Our living prophet, President Thomas S. Monson, counseled, “Though the storm clouds may gather, though the rains may pour down upon us, our knowledge of the gospel and our love of our Heavenly Father and of our Savior will comfort and sustain us and bring joy to our hearts as we walk uprightly and keep the commandments.  There will be nothing in this world that can defeat us…Fear not.  Be of good cheer.  The future is as bright as your faith” (“Be of Good Cheer,” Ensign, May 2009, 92).

I was interested to learn recently about some of the things many young people your age most fear.  In a survey completed by 1100 respondents between the ages of 16 and 25, money issues, underachieving, loneliness, and war were ranked as four of the top five fears (YouthNet).  I especially was struck by the finding that one in five young people feared being alone—both now and in the future.  I equally was impressed as I reflected on how the gospel of Jesus Christ provides the perfect remedy for our greatest fears.

In a world where so many fear being alone, how blessed we are as we honor our covenants and keep the commandments to have the constant companionship— the companionship—of the Holy Ghost.

The Savior reassured His disciples, “I will go before your face.  I will be on your right hand and on your left, and my Spirit shall be in your hearts, and mine angels round about you, to bear you up” (D&C 84:88).

My beloved young brothers and sisters, we are never alone.  If we are faithful we need not fear—and we absolutely never need to fear being alone.

Please consider the survey result I just described about loneliness as you listen again to the words of the hymn sung by the faculty quartet:

How firm a foundation, ye saints of the Lord,

Is laid for your faith in His excellent Word!

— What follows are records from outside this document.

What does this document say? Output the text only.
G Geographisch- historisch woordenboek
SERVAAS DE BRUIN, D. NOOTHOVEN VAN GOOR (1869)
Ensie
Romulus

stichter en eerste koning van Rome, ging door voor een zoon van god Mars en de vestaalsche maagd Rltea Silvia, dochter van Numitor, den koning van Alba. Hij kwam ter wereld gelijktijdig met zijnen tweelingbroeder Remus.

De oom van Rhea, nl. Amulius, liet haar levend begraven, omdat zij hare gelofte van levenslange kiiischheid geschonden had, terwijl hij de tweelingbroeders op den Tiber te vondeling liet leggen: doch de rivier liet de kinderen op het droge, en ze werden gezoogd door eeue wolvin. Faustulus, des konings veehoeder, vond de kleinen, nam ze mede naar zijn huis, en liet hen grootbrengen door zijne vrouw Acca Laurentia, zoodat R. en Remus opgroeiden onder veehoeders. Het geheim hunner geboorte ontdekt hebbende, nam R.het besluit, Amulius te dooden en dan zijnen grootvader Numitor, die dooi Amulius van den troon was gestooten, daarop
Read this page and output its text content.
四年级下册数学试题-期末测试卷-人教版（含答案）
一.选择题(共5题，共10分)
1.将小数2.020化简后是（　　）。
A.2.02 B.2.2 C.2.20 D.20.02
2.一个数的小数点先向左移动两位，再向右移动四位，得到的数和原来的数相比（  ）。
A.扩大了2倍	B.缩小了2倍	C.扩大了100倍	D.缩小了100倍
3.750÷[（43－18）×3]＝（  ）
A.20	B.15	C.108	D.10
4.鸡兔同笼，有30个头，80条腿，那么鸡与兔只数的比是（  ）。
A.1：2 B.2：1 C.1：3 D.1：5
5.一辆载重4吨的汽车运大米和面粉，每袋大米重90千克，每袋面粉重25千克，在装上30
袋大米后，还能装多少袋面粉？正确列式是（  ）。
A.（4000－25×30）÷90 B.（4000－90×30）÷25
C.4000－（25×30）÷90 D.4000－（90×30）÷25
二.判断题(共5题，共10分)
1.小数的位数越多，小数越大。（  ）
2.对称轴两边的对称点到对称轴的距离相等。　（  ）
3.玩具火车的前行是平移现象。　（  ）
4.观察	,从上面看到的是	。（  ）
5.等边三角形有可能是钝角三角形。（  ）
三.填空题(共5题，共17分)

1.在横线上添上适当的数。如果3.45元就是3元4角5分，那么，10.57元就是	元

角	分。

What more can He say than to you He hath said,

Who unto the Savior for refuge have fled?

 

In every condition, in sickness, in health;

In poverty’s vale, or abounding in wealth;

At home or abroad, on the land, or the sea,

As thy days may demand, so thy succor shall be.

 

Fear not, I am with thee, O be not dismayed,

For I am thy God and will still give thee aid;

I’ll strengthen thee, help thee, and cause thee to stand

Upheld by my righteous, omnipotent hand.

 

When through the deep waters I call thee to go,

The rivers of sorrow shall not thee o’erflow;

For I will be with thee, thy troubles to bless,

And sanctify to thee thy deepest distress.

 

The soul that on Jesus hath leaned for repose

I will not, I cannot, desert to his foes;

That soul, though all hell should endeavor to shake,

I’ll never, no never, no never forsake.

(“How Firm a Foundation,” Hymns, no. 85).

 

I know and witness Jesus Christ is our Savior and that He lives.  Jesus is the only Begotten Son of the Eternal Father.  He is resurrected and stands at the head of His Church and directs its affairs in these latter days.  As His servant and in the authority of the Holy Apostleship, I invoke this blessing upon you—that as you face your future, your faith in Christ will overcome your fear, and that you will know with increasing certainty that He is with you.  I promise that the Savior will go before your face, will be on your right hand and on your left, and that His Spirit shall be in your hearts in all of your righteous endeavors and throughout all the days of your life.  I invoke this blessing upon you, and I bear my solemn witness of these truths in the sacred name of the Lord Jesus Christ, amen.